State governor Rick Perry's decision came after the pardons and paroles board voted 6-1 to recommend that he commute Kenneth Foster's sentence to life in prison. He had faced execution for his complicity in a drug-fueled murder.
"After carefully considering the facts of this case, along with the recommendations from the Board of Pardons and Paroles, I believe the right and just decision is to commute Foster's sentence from the death penalty to life imprisonment," Perry said in a statement six hours before the scheduled execution.
Foster, 30, was arrested in August 1996 with three other young black men, all of whom were said to be high on marijuana, following the deadly shooting of Michael LaHood, 25, in the southern Texan city of San Antonio.
Foster was driving the car being used by his three passengers, including Mauriceo Brown, to rob passers-by. Brown got into an altercation with LaHood, who was white, when he started to follow LaHood's girlfriend.
Shooting LaHood at point-blank range in the face, Brown then returned to the car -- meriting Foster's execution under a Texas law that can impose the death penalty on anybody involved in a crime where a murder occurred.
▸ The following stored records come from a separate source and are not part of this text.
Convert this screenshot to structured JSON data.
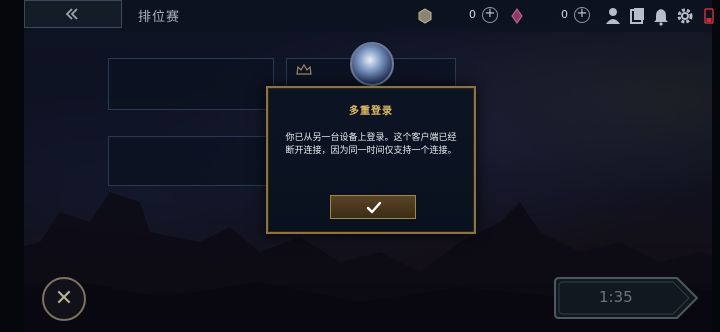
{
  "header": {
    "title": "排位赛",
    "blue_essence": {
      "value": "0",
      "icon": "blue-essence-icon"
    },
    "riot_points": {
      "value": "0",
      "icon": "wild-cores-icon"
    },
    "icons": [
      "profile-icon",
      "collection-icon",
      "notification-bell-icon",
      "gear-icon",
      "battery-icon"
    ]
  },
  "dialog": {
    "title": "多重登录",
    "message": "你已从另一台设备上登录。这个客户端已经断开连接，因为同一时间仅支持一个连接。",
    "confirm_icon": "checkmark-icon"
  },
  "footer": {
    "timer": "1:35"
  },
  "colors": {
    "gold": "#e0b964",
    "dialog_border": "#8d7242"
  }
}
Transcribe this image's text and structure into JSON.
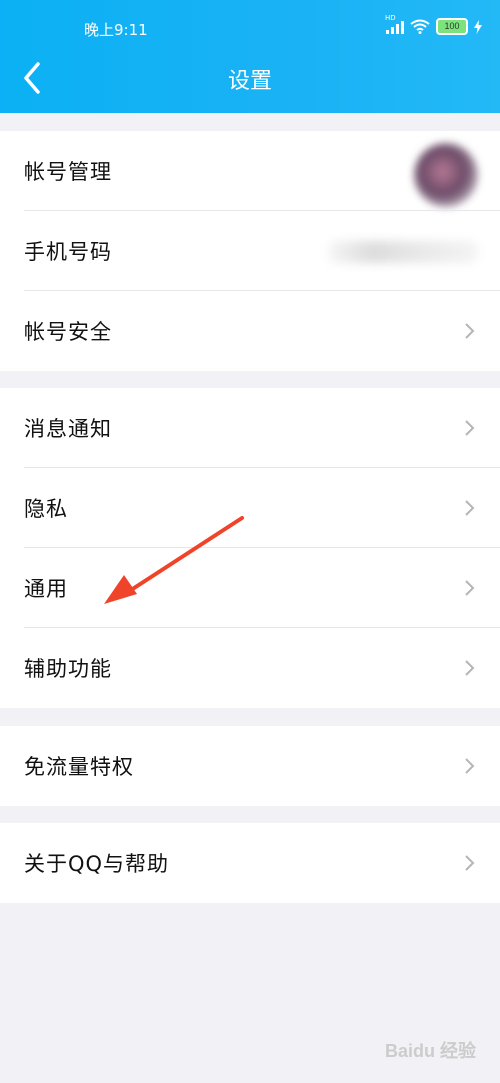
{
  "status_bar": {
    "time": "晚上9:11",
    "signal_label": "HD",
    "battery": "100"
  },
  "header": {
    "title": "设置"
  },
  "groups": [
    {
      "items": [
        {
          "label": "帐号管理"
        },
        {
          "label": "手机号码"
        },
        {
          "label": "帐号安全"
        }
      ]
    },
    {
      "items": [
        {
          "label": "消息通知"
        },
        {
          "label": "隐私"
        },
        {
          "label": "通用"
        },
        {
          "label": "辅助功能"
        }
      ]
    },
    {
      "items": [
        {
          "label": "免流量特权"
        }
      ]
    },
    {
      "items": [
        {
          "label": "关于QQ与帮助"
        }
      ]
    }
  ],
  "annotation": {
    "color": "#f0442a",
    "points_to": "通用"
  },
  "watermark": "Baidu 经验",
  "colors": {
    "header": "#12b3f5",
    "background": "#f2f2f6"
  }
}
Foster, who was 19 at the time of the San Antonio crime spree, had been scheduled to die by lethal injection at 2300 GMT on Thursday, at the state's execution unit in Huntsville, 70 miles (112 kilometers) north of Houston.
Brown himself was executed last year. The two other men involved in that night's crimes are serving life behind bars.
Prosecutors had successfully argued that Foster should have known, since his friend was carrying a gun, that it would be used for murder.
Other US states have similar laws for charging accomplices, but only Texas applies it to capital crimes.
"I am concerned about Texas law that allows capital murder defendants to be tried simultaneously, and it is an issue I think the legislature should examine," Perry said in his statement.
The death sentence had raised an outcry from rights groups and other opponents to capital punishment.
"In essence, Kenneth Foster has been sentenced to death for leaving his crystal ball at home," argues Larry Cox, executive director of Amnesty International USA.
Others arguing against Foster's execution include Sean-Paul Kelley, a close friend of the victim who says he "hated" Brown and his delinquent gang after LaHood's murder.
"But the execution of a young man who didn't even kill Mike? That's not justice. It's senseless vengeance, a barbarism cloaked in the black robes of justice," Kelley wrote in an online blog last month.
On August 23, Texas killed a convicted murderer by lethal injection in its 400th execution since the US Supreme Court reinstated capital punishment in 1976.
Since then, Texas has accounted for more than one-third of the total of nearly 1,100 executions carried out nationwide. This year, with other states growing reticent about the death penalty, it will stage nearly two-thirds.
Foster himself, who has an 11-year-old daughter, had appealled to Perry, saying he wanted to "pay for what I did," but that being the driver on the night of the murder was "not a capital crime."
Reflecting on his decade awaiting execution, Foster thanked God "for allowing me to journey through this keeping my sanity and being anointed with a gift to learn, grow, and pass on positivity."